# Reservoir Computing
In the optical context, the reservoir can be an optical system that transforms the input optical signals into a high-dimensional space. This system could be a photonic circuit or any other system that manipulates optical signals. The input signals could be different frequency components of a light source, different spatial modes of a light beam, or any other feature of the light that can be manipulated by the system.

![](images/reservoir_schmatic.png)

The readout layer can then be implemented as a linear optical device that combines the output signals of the reservoir in some way.
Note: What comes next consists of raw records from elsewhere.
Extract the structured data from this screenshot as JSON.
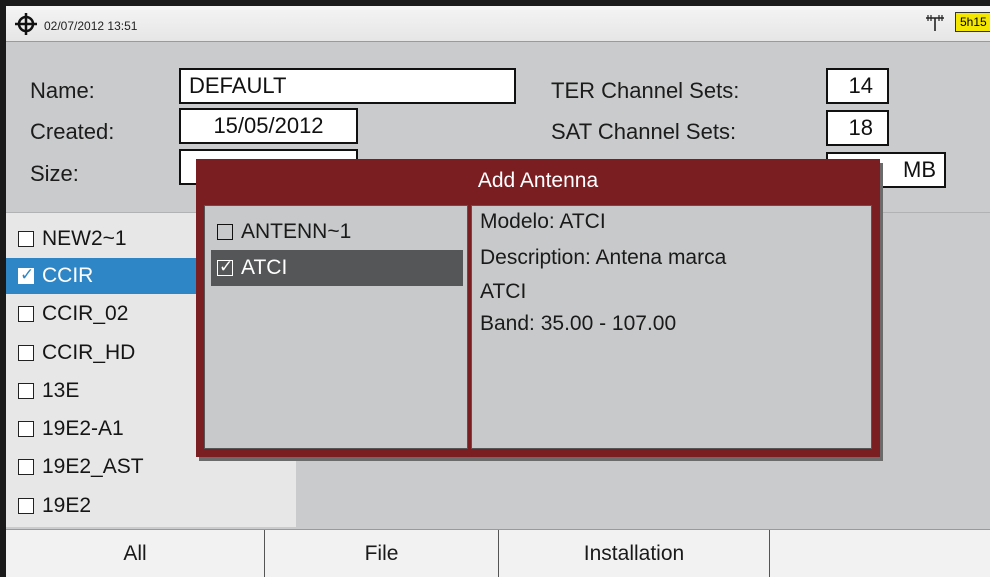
{
  "status_bar": {
    "datetime": "02/07/2012 13:51",
    "battery": "5h15",
    "left_icon": "gps-crosshair-icon",
    "right_icon": "antenna-signal-icon",
    "battery_color": "#f3e600"
  },
  "info": {
    "name_label": "Name:",
    "name_value": "DEFAULT",
    "created_label": "Created:",
    "created_value": "15/05/2012",
    "size_label": "Size:",
    "size_value": "",
    "ter_label": "TER Channel Sets:",
    "ter_value": "14",
    "sat_label": "SAT Channel Sets:",
    "sat_value": "18",
    "size_unit": "MB"
  },
  "channel_list": {
    "items": [
      {
        "label": "NEW2~1",
        "checked": false,
        "selected": false
      },
      {
        "label": "CCIR",
        "checked": true,
        "selected": true
      },
      {
        "label": "CCIR_02",
        "checked": false,
        "selected": false
      },
      {
        "label": "CCIR_HD",
        "checked": false,
        "selected": false
      },
      {
        "label": "13E",
        "checked": false,
        "selected": false
      },
      {
        "label": "19E2-A1",
        "checked": false,
        "selected": false
      },
      {
        "label": "19E2_AST",
        "checked": false,
        "selected": false
      },
      {
        "label": "19E2",
        "checked": false,
        "selected": false
      }
    ],
    "selected_color": "#2f86c6"
  },
  "dialog": {
    "title": "Add Antenna",
    "title_bg": "#7a1e22",
    "antennas": [
      {
        "label": "ANTENN~1",
        "checked": false,
        "selected": false
      },
      {
        "label": "ATCI",
        "checked": true,
        "selected": true
      }
    ],
    "details": {
      "model": "Modelo: ATCI",
      "description": "Description: Antena marca",
      "description_cont": "ATCI",
      "band": "Band: 35.00 - 107.00"
    }
  },
  "softkeys": [
    "All",
    "File",
    "Installation",
    ""
  ]
}
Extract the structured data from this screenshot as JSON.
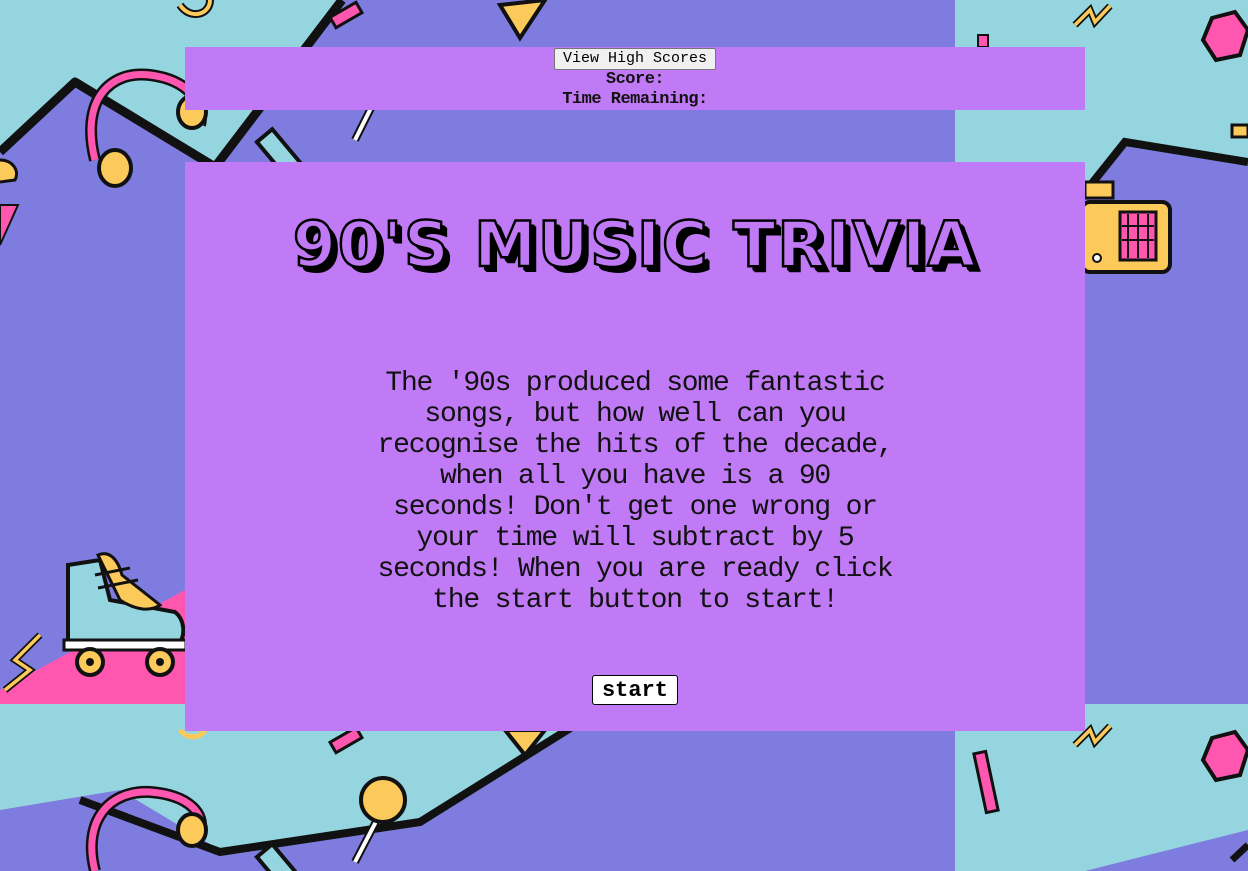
{
  "header": {
    "high_scores_label": "View High Scores",
    "score_label": "Score:",
    "time_label": "Time Remaining:"
  },
  "main": {
    "title": "90'S MUSIC TRIVIA",
    "description": "The '90s produced some fantastic songs, but how well can you recognise the hits of the decade, when all you have is a 90 seconds! Don't get one wrong or your time will subtract by 5 seconds! When you are ready click the start button to start!",
    "start_label": "start"
  },
  "background": {
    "icons": [
      "headphones-icon",
      "lollipop-icon",
      "roller-skate-icon",
      "boombox-icon",
      "hexagon-icon",
      "zigzag-icon",
      "triangle-icon"
    ]
  },
  "colors": {
    "panel": "#c17af5",
    "background_teal": "#95d5e0",
    "background_purple": "#7f7cdf",
    "accent_pink": "#ff57b0",
    "accent_yellow": "#fcc95b"
  }
}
The weights of this device are then optimized to perform a particular task, such as classifying the input signals or predicting future signals. This training process could involve a standard optimization algorithm such as stochastic gradient descent or any other algorithm that can optimize a linear model



# Reservoir Computing (RC)

Reservoir computing (RC) is a machine-learning algorithm that aims to reduce the computational resources required for predicting time series without reducing accuracy. It consists of three main components: an input layer, a reservoir layer, and an output layer. The RC training process is faster compared to backpropagation through time.

![](images/reservoir_schmatic.png)


## Components of RC

1. Input Layer: Receives input signals, denoted by $u(t) \in \mathbb{R}^{N_{\text{in}}}$, where $N_{\text{in}}$ is the dimension of the inputs.
2. Reservoir Layer: Neurons in this layer are randomly connected. The states of the reservoir are denoted by $x(t) \in \mathbb{R}^{N_{\text{res}}}$. The reservoir layer performs a nonlinear transformation on the input signals.
3. Output Layer: Denoted by $y(t) \in \mathbb{R}^{N_{\text{out}}}$, this layer combines the reservoir states to produce the outputs.
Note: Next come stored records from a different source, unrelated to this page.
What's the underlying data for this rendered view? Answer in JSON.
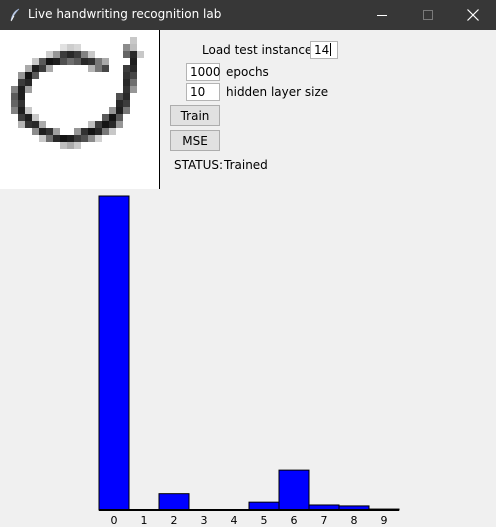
{
  "window": {
    "title": "Live handwriting recognition lab",
    "icon": "feather-icon",
    "controls": [
      "minimize-icon",
      "maximize-icon",
      "close-icon"
    ]
  },
  "drawing_canvas": {
    "description_icon": "handwritten-digit-grid"
  },
  "controls": {
    "load_label": "Load test instance:",
    "load_value": "14",
    "epochs_value": "1000",
    "epochs_label": "epochs",
    "hidden_value": "10",
    "hidden_label": "hidden layer size",
    "train_button": "Train",
    "mse_button": "MSE",
    "status_label": "STATUS:",
    "status_value": "Trained"
  },
  "colors": {
    "bar": "#0000ff",
    "titlebar": "#373737",
    "background": "#f0f0f0"
  },
  "chart_data": {
    "type": "bar",
    "categories": [
      "0",
      "1",
      "2",
      "3",
      "4",
      "5",
      "6",
      "7",
      "8",
      "9"
    ],
    "values": [
      1.0,
      0.0,
      0.052,
      0.0,
      0.0,
      0.025,
      0.127,
      0.016,
      0.013,
      0.003
    ],
    "ylim": [
      0,
      1
    ],
    "grid": false
  }
}
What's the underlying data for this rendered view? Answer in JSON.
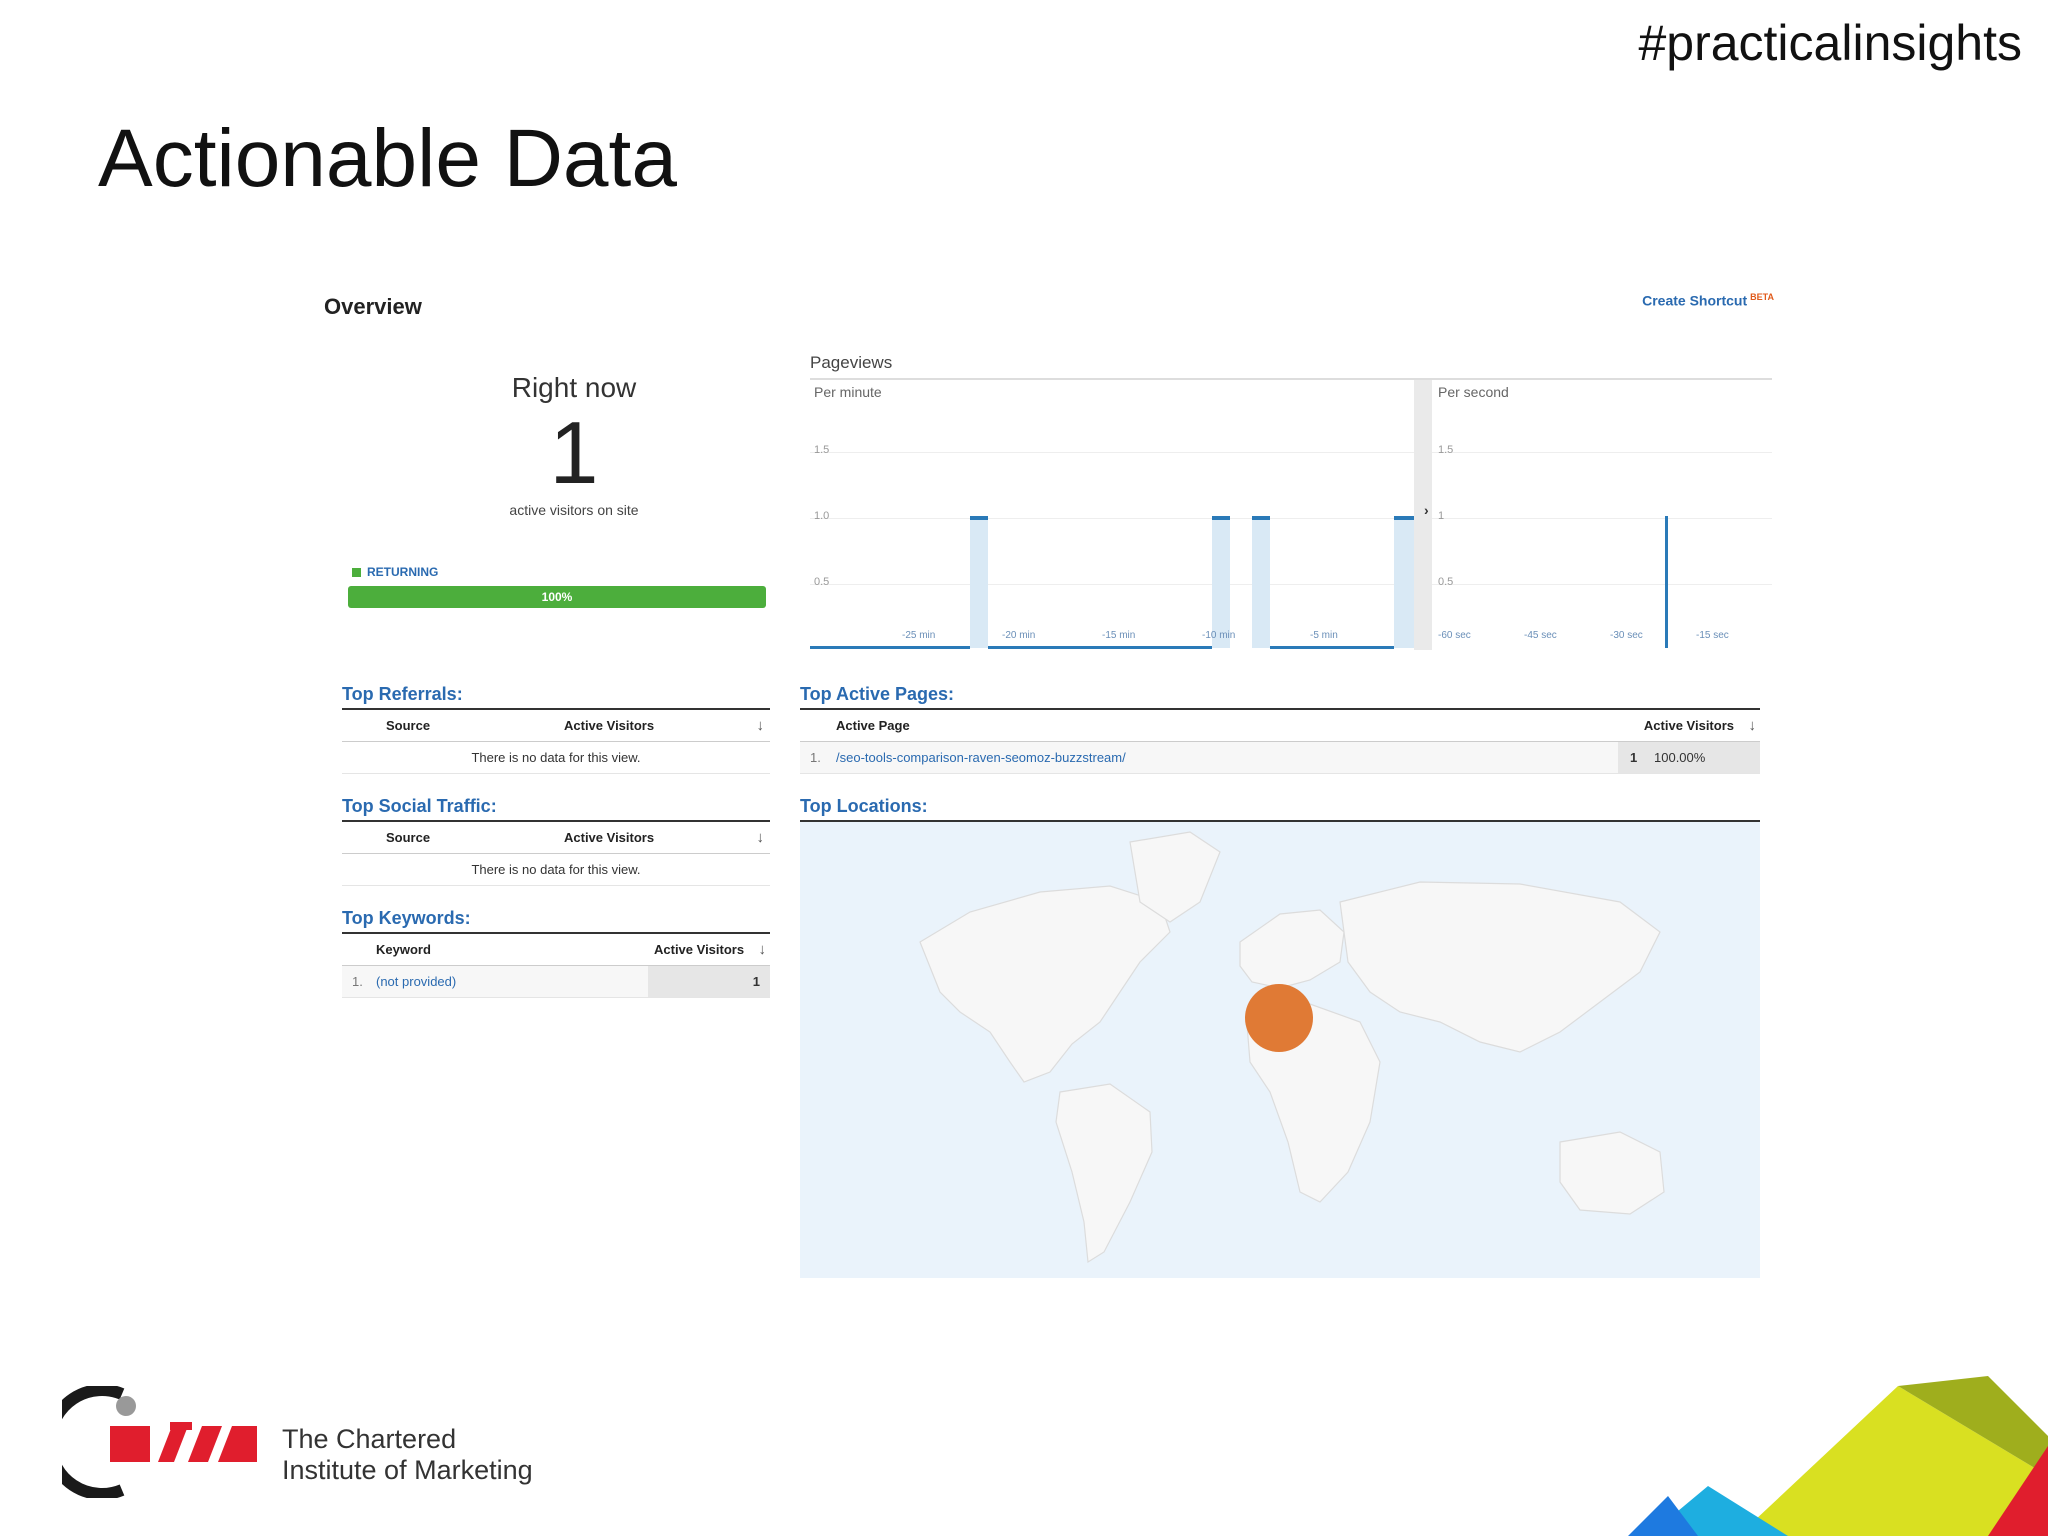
{
  "slide": {
    "hashtag": "#practicalinsights",
    "title": "Actionable Data"
  },
  "ga": {
    "overview": "Overview",
    "create_shortcut": "Create Shortcut",
    "beta": "BETA",
    "right_now": {
      "title": "Right now",
      "count": "1",
      "subtitle": "active visitors on site",
      "returning_label": "RETURNING",
      "returning_percent": "100%",
      "returning_fraction": 1.0
    },
    "pageviews": {
      "label": "Pageviews",
      "per_minute": "Per minute",
      "per_second": "Per second",
      "y_ticks_minute": [
        "1.5",
        "1.0",
        "0.5"
      ],
      "y_ticks_second": [
        "1.5",
        "1",
        "0.5"
      ],
      "x_ticks_minute": [
        "-25 min",
        "-20 min",
        "-15 min",
        "-10 min",
        "-5 min"
      ],
      "x_ticks_second": [
        "-60 sec",
        "-45 sec",
        "-30 sec",
        "-15 sec"
      ]
    },
    "top_referrals": {
      "title": "Top Referrals:",
      "col_source": "Source",
      "col_visitors": "Active Visitors",
      "empty": "There is no data for this view."
    },
    "top_social": {
      "title": "Top Social Traffic:",
      "col_source": "Source",
      "col_visitors": "Active Visitors",
      "empty": "There is no data for this view."
    },
    "top_keywords": {
      "title": "Top Keywords:",
      "col_keyword": "Keyword",
      "col_visitors": "Active Visitors",
      "rows": [
        {
          "index": "1.",
          "keyword": "(not provided)",
          "visitors": "1"
        }
      ]
    },
    "top_pages": {
      "title": "Top Active Pages:",
      "col_page": "Active Page",
      "col_visitors": "Active Visitors",
      "rows": [
        {
          "index": "1.",
          "page": "/seo-tools-comparison-raven-seomoz-buzzstream/",
          "visitors": "1",
          "percent": "100.00%"
        }
      ]
    },
    "top_locations": {
      "title": "Top Locations:"
    }
  },
  "footer": {
    "org_line1": "The Chartered",
    "org_line2": "Institute of Marketing"
  },
  "colors": {
    "accent_blue": "#2a6ab0",
    "returning_green": "#4cae3c",
    "location_marker": "#e07a35",
    "cim_red": "#e01e2d"
  }
}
## Mathematical Representation

In the mathematical representation of RC, the following vector variables are defined:

- Inputs: $u(t) \in \mathbb{R}^{N_{\text{in}}}$
- Reservoir States: $x(t) \in \mathbb{R}^{N_{\text{res}}}$
- Outputs: $y(t) \in \mathbb{R}^{N_{\text{out}}}$
- Teaching Signals: $y^{\text{tc}}(t) \in \mathbb{R}^{N_{\text{out}}}$

The updates of the reservoir states are given by the equation:

$$x(t) = \tanh(W^{\text{res}} x(t-1) + W^{\text{in}} u(t))$$

- $W^{\text{in}} \in \mathbb{R}^{N_{\text{res}} \times N_{\text{in}}}$: Weight matrix representing connections from the input layer to the reservoir layer. Elements are drawn from a uniform distribution $U(-\rho_{\text{in}}, \rho_{\text{in}})$.
- $W^{\text{res}} \in \mathbb{R}^{N_{\text{res}} \times N_{\text{res}}}$: Weight matrix representing connections among the neurons in the reservoir layer. Elements are initialized by drawing values from a uniform distribution $U(-1, 1)$ and dividing them by a positive value to ensure the spectral radius of $W^{\text{res}}$ is $\rho_{\text{res}}$.
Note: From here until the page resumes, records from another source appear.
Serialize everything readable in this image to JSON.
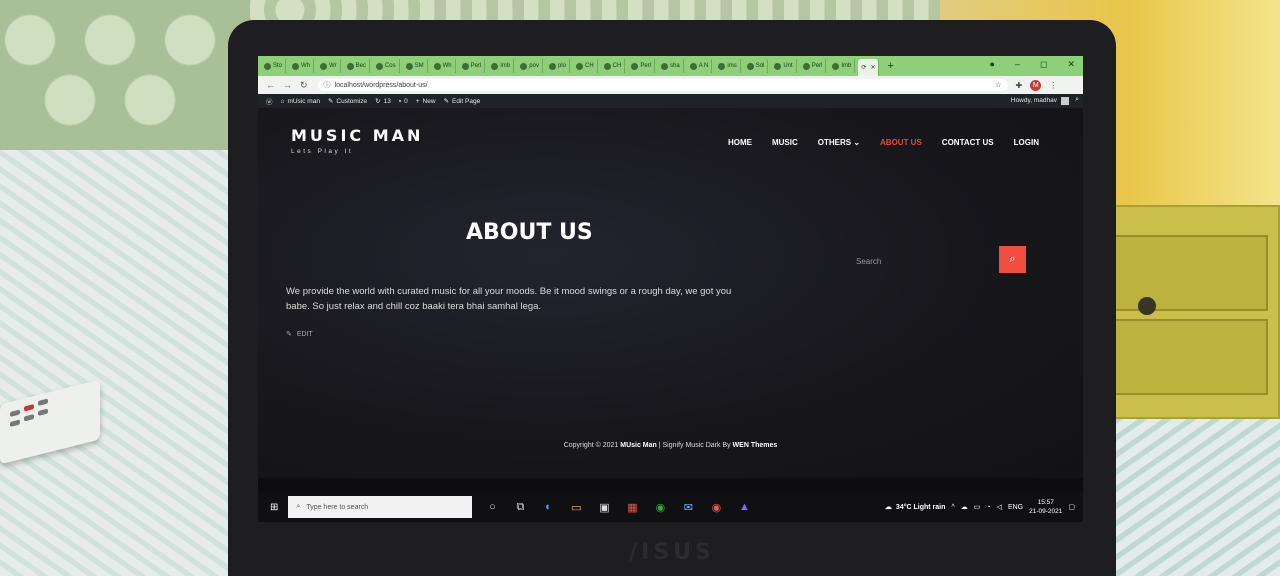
{
  "laptop_brand": "/ISUS",
  "browser": {
    "tabs": [
      "Sto",
      "Wh",
      "Wr",
      "Bec",
      "Cos",
      "SM",
      "Wh",
      "Perl",
      "Imb",
      "pov",
      "plo",
      "CH",
      "CH",
      "Perl",
      "sha",
      "A N",
      "ims",
      "Sol",
      "Unt",
      "Perl",
      "Imb",
      ""
    ],
    "window_controls": [
      "–",
      "◻",
      "✕"
    ],
    "url": "localhost/wordpress/about-us/",
    "profile_initial": "M"
  },
  "wp_admin_bar": {
    "site_name": "mUsic man",
    "customize": "Customize",
    "updates": "13",
    "comments": "0",
    "new": "New",
    "edit_page": "Edit Page",
    "howdy": "Howdy, madhav"
  },
  "site": {
    "logo": "MUSIC MAN",
    "tagline": "Lets Play It",
    "menu": [
      "HOME",
      "MUSIC",
      "OTHERS",
      "ABOUT US",
      "CONTACT US",
      "LOGIN"
    ],
    "page_title": "ABOUT US",
    "content": "We provide the world with curated music for all your moods. Be it mood swings or a rough day, we got you babe. So just relax and chill coz baaki tera bhai samhal lega.",
    "edit_label": "EDIT",
    "search_placeholder": "Search",
    "footer_prefix": "Copyright © 2021",
    "footer_site": "MUsic Man",
    "footer_mid": "| Signify Music Dark By",
    "footer_theme": "WEN Themes"
  },
  "taskbar": {
    "search_placeholder": "Type here to search",
    "weather": "34°C  Light rain",
    "language": "ENG",
    "time": "15:57",
    "date": "21-09-2021"
  },
  "colors": {
    "accent": "#ef4d3f",
    "tabbar": "#8ecf7a",
    "site_bg": "#17171c"
  }
}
The outputs are obtained by:

$$y(t) = W^{\text{out}} x(t)$$

- $W^{\text{out}} \in \mathbb{R}^{N_{\text{out}} \times N_{\text{res}}}$: Weight matrix representing connections from the reservoir layer to the output layer.

## Training Process

The output weight matrix $W^{\text{out}}$ is trained in the offline learning process of RC using the pseudoinverse.

The training procedure in RC involves training the output weights by minimizing the error between the predicted outputs and the target outputs. The error is typically measured using a loss function, such as the squared Euclidean distance.

The objective is to minimize the following loss function:

$$\sum_{t=1}^{T} \| y(t) - y^{\text{tc}}(t) \|_2^2$$

where $\| \cdot \|_2$ denotes the Euclidean norm.

The optimization algorithm commonly used to minimize this loss function is the pseudoinverse. By applying the pseudoinverse, the optimal output weight matrix $W^{\text{out}}$ can be obtained as follows:

$$W^{\text{out}} = (X X^T + \beta I)^{-1} X Y^{\text{tc}}$$

where:
- $X$ is the matrix of reservoir states $x(t)$ for all time steps, stacked vertically.
- $Y^{\text{tc}}$ is the matrix of target outputs $y^{\text{tc}}(t)$ for all time steps, stacked vertically.
- $\beta$ is a regularization parameter.
- $I$ is the identity matrix.

Once the output weights $W^{\text{out}}$ are obtained, they can be used to make predictions for new inputs by multiplying them with the corresponding reservoir states:

$$\hat{y}(t) = W^{\text{out}} x(t)$$

The training process aims to find the output weights that minimize the discrepancy between the predicted outputs $\hat{y}(t)$ and the target outputs $y^{\text{tc}}(t)$, thus enabling accurate predictions for future inputs.


## Applications of RC

RC has shown high performance in various time-series forecasting tasks, including chaotic time-series, weather prediction, wind-power generation, and finance. It has also been applied in control engineering and video processing.

To develop applications for RC in edge computing, hardware implementations have been proposed. These implementations employ different variants of RC models and physical systems such as photonics, spintronics, mechanical oscillators, and analog integrated electronic circuits.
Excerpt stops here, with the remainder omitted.